The deal is intended to defuse the crisis over Iran's nuclear aspirations at a time when a new wave of sanctions is being discussed in the UN Security Council and Israel is apparently contemplating military action. The details of the deal, mediated by Brazil, have yet to be finalised and would have to win the backing of other nuclear powers and the International Atomic Energy Agency (IAEA) before it is implemented.
The exchange would entail Iran shipping 1,200kg of low-enriched uranium (LEU) to Turkey in return for the fuel rods. It is based on an agreement Iran struck last year in Vienna with Russia, France, the US and the IAEA. Earlier this year Tehran withdrew from that agreement, suggesting instead that the exchange be carried out on Iranian soil and in smaller batches – terms that were unacceptable to the other parties as they would not reduce Iran's reserves of fissile material potentially useful in ultimately making a bomb.

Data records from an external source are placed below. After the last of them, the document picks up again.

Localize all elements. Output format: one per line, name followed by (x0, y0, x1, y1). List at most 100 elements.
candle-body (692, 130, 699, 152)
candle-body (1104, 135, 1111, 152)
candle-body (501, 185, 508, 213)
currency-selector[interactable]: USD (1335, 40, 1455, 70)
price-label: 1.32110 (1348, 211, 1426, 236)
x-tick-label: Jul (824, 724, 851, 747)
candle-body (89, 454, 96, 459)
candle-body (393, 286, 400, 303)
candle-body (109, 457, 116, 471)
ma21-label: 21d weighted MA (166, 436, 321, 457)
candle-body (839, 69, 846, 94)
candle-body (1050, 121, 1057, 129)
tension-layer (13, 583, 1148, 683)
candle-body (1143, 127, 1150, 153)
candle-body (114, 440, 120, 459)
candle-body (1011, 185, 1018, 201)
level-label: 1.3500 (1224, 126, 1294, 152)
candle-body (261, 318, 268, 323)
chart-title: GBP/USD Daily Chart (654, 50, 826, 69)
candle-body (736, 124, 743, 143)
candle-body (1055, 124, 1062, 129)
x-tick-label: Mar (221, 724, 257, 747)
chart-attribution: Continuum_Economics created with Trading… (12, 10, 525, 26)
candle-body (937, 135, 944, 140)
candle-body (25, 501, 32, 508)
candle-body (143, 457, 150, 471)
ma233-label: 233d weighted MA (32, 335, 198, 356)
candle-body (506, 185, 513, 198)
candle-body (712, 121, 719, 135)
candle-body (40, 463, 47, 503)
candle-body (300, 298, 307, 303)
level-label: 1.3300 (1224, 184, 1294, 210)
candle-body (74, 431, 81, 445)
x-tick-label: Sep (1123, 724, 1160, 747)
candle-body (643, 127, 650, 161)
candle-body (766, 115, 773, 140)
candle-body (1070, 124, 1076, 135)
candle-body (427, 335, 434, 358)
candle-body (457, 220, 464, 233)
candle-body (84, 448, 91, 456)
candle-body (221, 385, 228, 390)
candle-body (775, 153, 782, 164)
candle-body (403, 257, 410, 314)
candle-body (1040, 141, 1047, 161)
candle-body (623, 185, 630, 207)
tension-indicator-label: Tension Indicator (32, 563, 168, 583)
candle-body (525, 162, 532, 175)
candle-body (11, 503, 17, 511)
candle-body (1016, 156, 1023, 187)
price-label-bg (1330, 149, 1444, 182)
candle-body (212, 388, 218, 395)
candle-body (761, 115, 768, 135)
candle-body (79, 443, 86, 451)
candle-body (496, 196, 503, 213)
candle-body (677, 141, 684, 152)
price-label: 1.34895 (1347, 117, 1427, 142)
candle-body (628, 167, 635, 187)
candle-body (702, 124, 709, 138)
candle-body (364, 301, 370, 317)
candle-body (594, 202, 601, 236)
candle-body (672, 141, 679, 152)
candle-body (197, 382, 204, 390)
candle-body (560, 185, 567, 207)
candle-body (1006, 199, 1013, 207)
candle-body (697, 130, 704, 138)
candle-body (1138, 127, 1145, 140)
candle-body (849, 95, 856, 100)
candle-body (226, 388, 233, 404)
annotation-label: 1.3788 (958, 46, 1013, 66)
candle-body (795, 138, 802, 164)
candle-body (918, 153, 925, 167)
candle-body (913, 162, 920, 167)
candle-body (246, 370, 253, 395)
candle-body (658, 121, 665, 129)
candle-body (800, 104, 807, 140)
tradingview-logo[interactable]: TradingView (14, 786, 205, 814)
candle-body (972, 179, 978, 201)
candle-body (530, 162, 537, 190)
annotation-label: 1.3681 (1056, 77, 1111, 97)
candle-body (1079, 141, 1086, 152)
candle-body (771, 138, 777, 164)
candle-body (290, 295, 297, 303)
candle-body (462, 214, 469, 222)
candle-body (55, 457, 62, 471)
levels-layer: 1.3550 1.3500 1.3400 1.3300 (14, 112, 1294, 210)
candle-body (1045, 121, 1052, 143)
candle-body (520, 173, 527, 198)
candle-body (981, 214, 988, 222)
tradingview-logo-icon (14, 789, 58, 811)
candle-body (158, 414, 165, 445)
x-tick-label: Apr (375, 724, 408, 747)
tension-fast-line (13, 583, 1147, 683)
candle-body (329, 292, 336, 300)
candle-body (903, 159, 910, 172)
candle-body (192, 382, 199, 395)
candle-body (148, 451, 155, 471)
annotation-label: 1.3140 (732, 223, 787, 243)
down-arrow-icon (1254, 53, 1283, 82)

But it is far from clear if that is enough to ease international concern over Tehran's atomic ambitions and avert new sanctions.
Western diplomats reacted cautiously to the news of the deal, pointing out that at the time of the Vienna agreement 1,200kg represented about three-quarters of Iran's LEU stockpile. Seven months on it is about half. Even if it is shipped out, Iran would soon be able to replenish stocks sufficiently to make a nuclear bomb.
Iran has always insisted it has no intention of making nuclear weapons.